Most Blessed Virgin Mary, St. Francis de Sales, St. Thomas Aquinas, and St. Dominic. Amen.

Wednesday, July 19, 2006

Sola Scriptura (Scripture Alone) -- Really?

In the original Reformation documents collected into one publication, The Book of Concord, the ‘Formula of Concord: The Epitome’, says the following:

“1. We believe, teach, and confess that the only rule and guiding principle according to which all teachings and teachers are to be evaluated and judged are the prophetic and apostolic writings of the Old and New Testaments alone, as it is written, “You word is a lamp to my feet and a light to my path” (Ps. 119:105), and Saint Paul: “If… an angel from heaven should proclaim to you something contrary,… let that one be accursed!” (Gal. 1:8).”

The same book also says this:

“5. …we pledge ourselves also to the Small and Large Catechisms of Dr. Luther, as both catechisms are found in Luther’s printed works, as a Bible of the Laity, in which everything is summarized that is treated in detail in Holy Scripture and that is necessary for a Christian to know for salvation.”

An interesting pair of quotes that give rise to a simple question: why should I believe any document that tells me that Scripture alone is the infallible regula fidei (rule of faith) and yet, moves on to consider extra-biblical material (catechisms) binding and authoritative?
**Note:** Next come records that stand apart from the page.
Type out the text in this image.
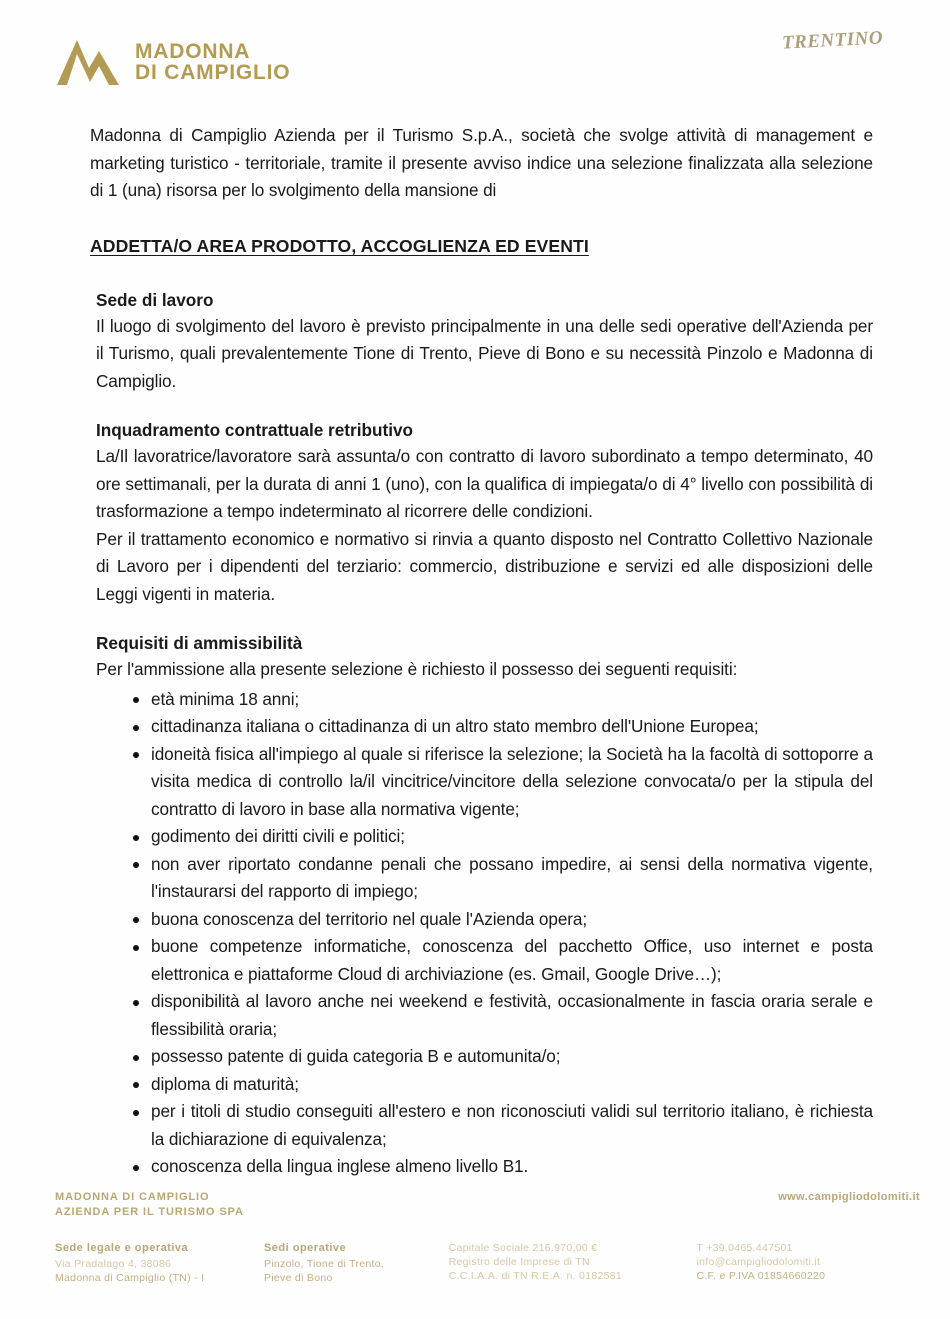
MADONNA
DI CAMPIGLIO
TRENTINO

Madonna di Campiglio Azienda per il Turismo S.p.A., società che svolge attività di management e marketing turistico - territoriale, tramite il presente avviso indice una selezione finalizzata alla selezione di 1 (una) risorsa per lo svolgimento della mansione di

ADDETTA/O AREA PRODOTTO, ACCOGLIENZA ED EVENTI
Sede di lavoro

Il luogo di svolgimento del lavoro è previsto principalmente in una delle sedi operative dell'Azienda per il Turismo, quali prevalentemente Tione di Trento, Pieve di Bono e su necessità Pinzolo e Madonna di Campiglio.

Inquadramento contrattuale retributivo

La/Il lavoratrice/lavoratore sarà assunta/o con contratto di lavoro subordinato a tempo determinato, 40 ore settimanali, per la durata di anni 1 (uno), con la qualifica di impiegata/o di 4° livello con possibilità di trasformazione a tempo indeterminato al ricorrere delle condizioni.

Per il trattamento economico e normativo si rinvia a quanto disposto nel Contratto Collettivo Nazionale di Lavoro per i dipendenti del terziario: commercio, distribuzione e servizi ed alle disposizioni delle Leggi vigenti in materia.

Requisiti di ammissibilità

Per l'ammissione alla presente selezione è richiesto il possesso dei seguenti requisiti:

età minima 18 anni;
cittadinanza italiana o cittadinanza di un altro stato membro dell'Unione Europea;
idoneità fisica all'impiego al quale si riferisce la selezione; la Società ha la facoltà di sottoporre a visita medica di controllo la/il vincitrice/vincitore della selezione convocata/o per la stipula del contratto di lavoro in base alla normativa vigente;
godimento dei diritti civili e politici;
non aver riportato condanne penali che possano impedire, ai sensi della normativa vigente, l'instaurarsi del rapporto di impiego;
buona conoscenza del territorio nel quale l'Azienda opera;
buone competenze informatiche, conoscenza del pacchetto Office, uso internet e posta elettronica e piattaforme Cloud di archiviazione (es. Gmail, Google Drive…);
disponibilità al lavoro anche nei weekend e festività, occasionalmente in fascia oraria serale e flessibilità oraria;
possesso patente di guida categoria B e automunita/o;
diploma di maturità;
per i titoli di studio conseguiti all'estero e non riconosciuti validi sul territorio italiano, è richiesta la dichiarazione di equivalenza;
conoscenza della lingua inglese almeno livello B1.
MADONNA DI CAMPIGLIO
AZIENDA PER IL TURISMO SPA
www.campigliodolomiti.it
Sede legale e operativa
Via Pradalago 4, 38086
Madonna di Campiglio (TN) - I
Sedi operative
Pinzolo, Tione di Trento,
Pieve di Bono
Capitale Sociale 216.970,00 €
Registro delle Imprese di TN
C.C.I.A.A. di TN R.E.A. n. 0182581
T +39.0465.447501
info@campigliodolomiti.it
C.F. e P.IVA 01854660220
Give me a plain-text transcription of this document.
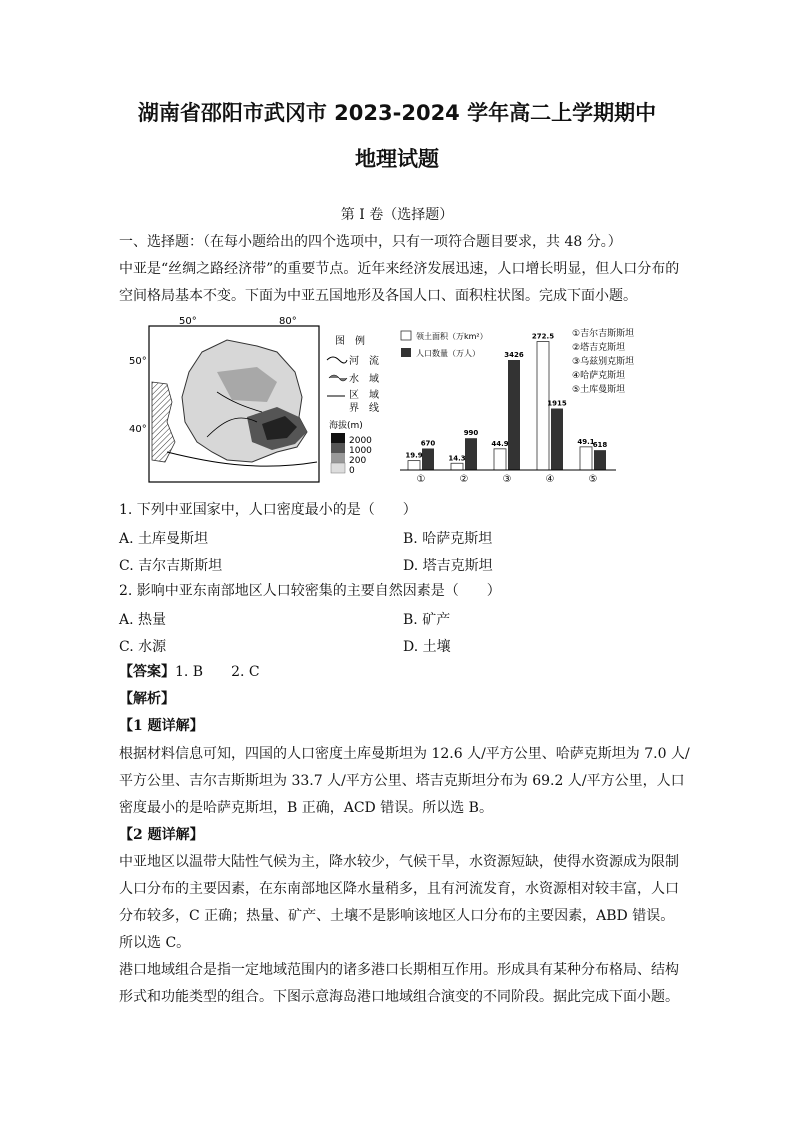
湖南省邵阳市武冈市 2023-2024 学年高二上学期期中
地理试题
第 I 卷（选择题）
一、选择题：（在每小题给出的四个选项中，只有一项符合题目要求，共 48 分。）
中亚是“丝绸之路经济带”的重要节点。近年来经济发展迅速，人口增长明显，但人口分布的
空间格局基本不变。下面为中亚五国地形及各国人口、面积柱状图。完成下面小题。
50°	80°
50°
40°
图　例
河　流
水　域
区　域
界　线
海拔(m)
2000
1000
200
0
领土面积（万km²）
人口数量（万人）
①吉尔吉斯斯坦
②塔吉克斯坦
③乌兹别克斯坦
④哈萨克斯坦
⑤土库曼斯坦
19.9
670
①
14.3
990
②
44.9
3426
③
272.5
1915
④
49.1
618
⑤
1. 下列中亚国家中，人口密度最小的是（　　）
A. 土库曼斯坦	B. 哈萨克斯坦
C. 吉尔吉斯斯坦	D. 塔吉克斯坦
2. 影响中亚东南部地区人口较密集的主要自然因素是（　　）
A. 热量	B. 矿产
C. 水源	D. 土壤
【答案】1. B　　2. C
【解析】
【1 题详解】
根据材料信息可知，四国的人口密度土库曼斯坦为 12.6 人/平方公里、哈萨克斯坦为 7.0 人/
平方公里、吉尔吉斯斯坦为 33.7 人/平方公里、塔吉克斯坦分布为 69.2 人/平方公里，人口
密度最小的是哈萨克斯坦，B 正确，ACD 错误。所以选 B。
【2 题详解】
中亚地区以温带大陆性气候为主，降水较少，气候干旱，水资源短缺，使得水资源成为限制
人口分布的主要因素，在东南部地区降水量稍多，且有河流发育，水资源相对较丰富，人口
分布较多，C 正确；热量、矿产、土壤不是影响该地区人口分布的主要因素，ABD 错误。
所以选 C。
港口地域组合是指一定地域范围内的诸多港口长期相互作用。形成具有某种分布格局、结构
形式和功能类型的组合。下图示意海岛港口地域组合演变的不同阶段。据此完成下面小题。
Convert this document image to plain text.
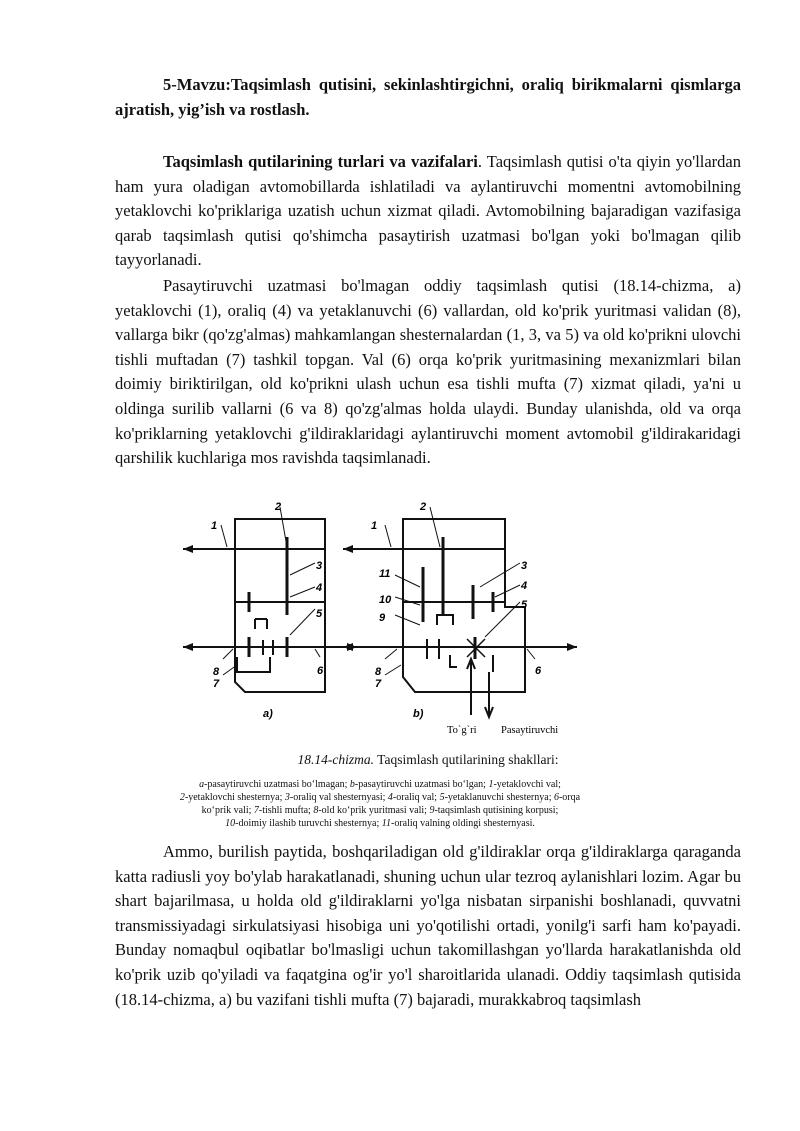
5-Mavzu:Taqsimlash qutisini, sekinlashtirgichni, oraliq birikmalarni qismlarga ajratish, yig’ish va rostlash.

Taqsimlash qutilarining turlari va vazifalari. Taqsimlash qutisi o'ta qiyin yo'llardan ham yura oladigan avtomobillarda ishlatiladi va aylantiruvchi momentni avtomobilning yetaklovchi ko'priklariga uzatish uchun xizmat qiladi. Avtomobilning bajaradigan vazifasiga qarab taqsimlash qutisi qo'shimcha pasaytirish uzatmasi bo'lgan yoki bo'lmagan qilib tayyorlanadi.

Pasaytiruvchi uzatmasi bo'lmagan oddiy taqsimlash qutisi (18.14-chizma, a) yetaklovchi (1), oraliq (4) va yetaklanuvchi (6) vallardan, old ko'prik yuritmasi validan (8), vallarga bikr (qo'zg'almas) mahkamlangan shesternalardan (1, 3, va 5) va old ko'prikni ulovchi tishli muftadan (7) tashkil topgan. Val (6) orqa ko'prik yuritmasining mexanizmlari bilan doimiy biriktirilgan, old ko'prikni ulash uchun esa tishli mufta (7) xizmat qiladi, ya'ni u oldinga surilib vallarni (6 va 8) qo'zg'almas holda ulaydi. Bunday ulanishda, old va orqa ko'priklarning yetaklovchi g'ildiraklaridagi aylantiruvchi moment avtomobil g'ildirakaridagi qarshilik kuchlariga mos ravishda taqsimlanadi.

1
2
3
4
5
6
7
8
1
2
11
10
9
3
4
5
6
7
8
a)	b)
To`g`ri Pasaytiruvchi
18.14-chizma. Taqsimlash qutilarining shakllari:
a-pasaytiruvchi uzatmasi bo‘lmagan; b-pasaytiruvchi uzatmasi bo‘lgan; 1-yetaklovchi val;
2-yetaklovchi shesternya; 3-oraliq val shesternyasi; 4-oraliq val; 5-yetaklanuvchi shesternya; 6-orqa
ko‘prik vali; 7-tishli mufta; 8-old ko‘prik yuritmasi vali; 9-taqsimlash qutisining korpusi;
10-doimiy ilashib turuvchi shesternya; 11-oraliq valning oldingi shesternyasi.

Ammo, burilish paytida, boshqariladigan old g'ildiraklar orqa g'ildiraklarga qaraganda katta radiusli yoy bo'ylab harakatlanadi, shuning uchun ular tezroq aylanishlari lozim. Agar bu shart bajarilmasa, u holda old g'ildiraklarni yo'lga nisbatan sirpanishi boshlanadi, quvvatni transmissiyadagi sirkulatsiyasi hisobiga uni yo'qotilishi ortadi, yonilg'i sarfi ham ko'payadi. Bunday nomaqbul oqibatlar bo'lmasligi uchun takomillashgan yo'llarda harakatlanishda old ko'prik uzib qo'yiladi va faqatgina og'ir yo'l sharoitlarida ulanadi. Oddiy taqsimlash qutisida (18.14-chizma, a) bu vazifani tishli mufta (7) bajaradi, murakkabroq taqsimlash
From a Catholic perspective, there’s no problem with the above scenario: one can consider traditional, binding doctrines as expressed in the catechism as equally authoritative to Scripture. From a Protestant perspective though – which is where the above quotes come from – only Scripture is binding and authoritative. So why would I care to consider a catechism? Or even an interpretation of biblical doctrines such as The Book of Concord purports to be?

Christopher J. Freeman

(Category: The Scriptures : Scriptural Authority)


Hidden One said...

It seems to me...

If you say that 'a' is True, and 'x' is 'a' by a different form, then 'x'=true.

So, if you say that the Bible alone is true, and that Luther's stuff is and is as the Bible, then it works. I think. It alll depends on the pre-existent assumptions.

~Hidden One~

Gregory said...

Paul, the problem there is only that along with Sola Scriptura, Martin Luther taught that any person was able to interpret those scriptures correctly for himself. Thus, holding a particular tradition to be binding, because it is the "correct" interpretation of Scripture, negates the second point of Luther's teaching on that subject.

Moreover, the point Christopher was making was simply, which is it? Only the Bible, or only Martin Luther's interpretation of the Bible? It's not exactly x=a.

From there, the question would come, what authority does Luther (or anyone, for that matter) have to interpret the Bible, that we should hold to their interpretation as binding? And it is that question that negates Sola Scriptura, because the Bible doesn't give the right of interpretation to everyone. Moreover, the lack of central authority stemming from Sola Scriptura has led to the numerous divisions within Protestantism.

Thus, the question of who can authoritatively interpret Scripture is itself a question that exists beyond the bounds of Sola Scriptura.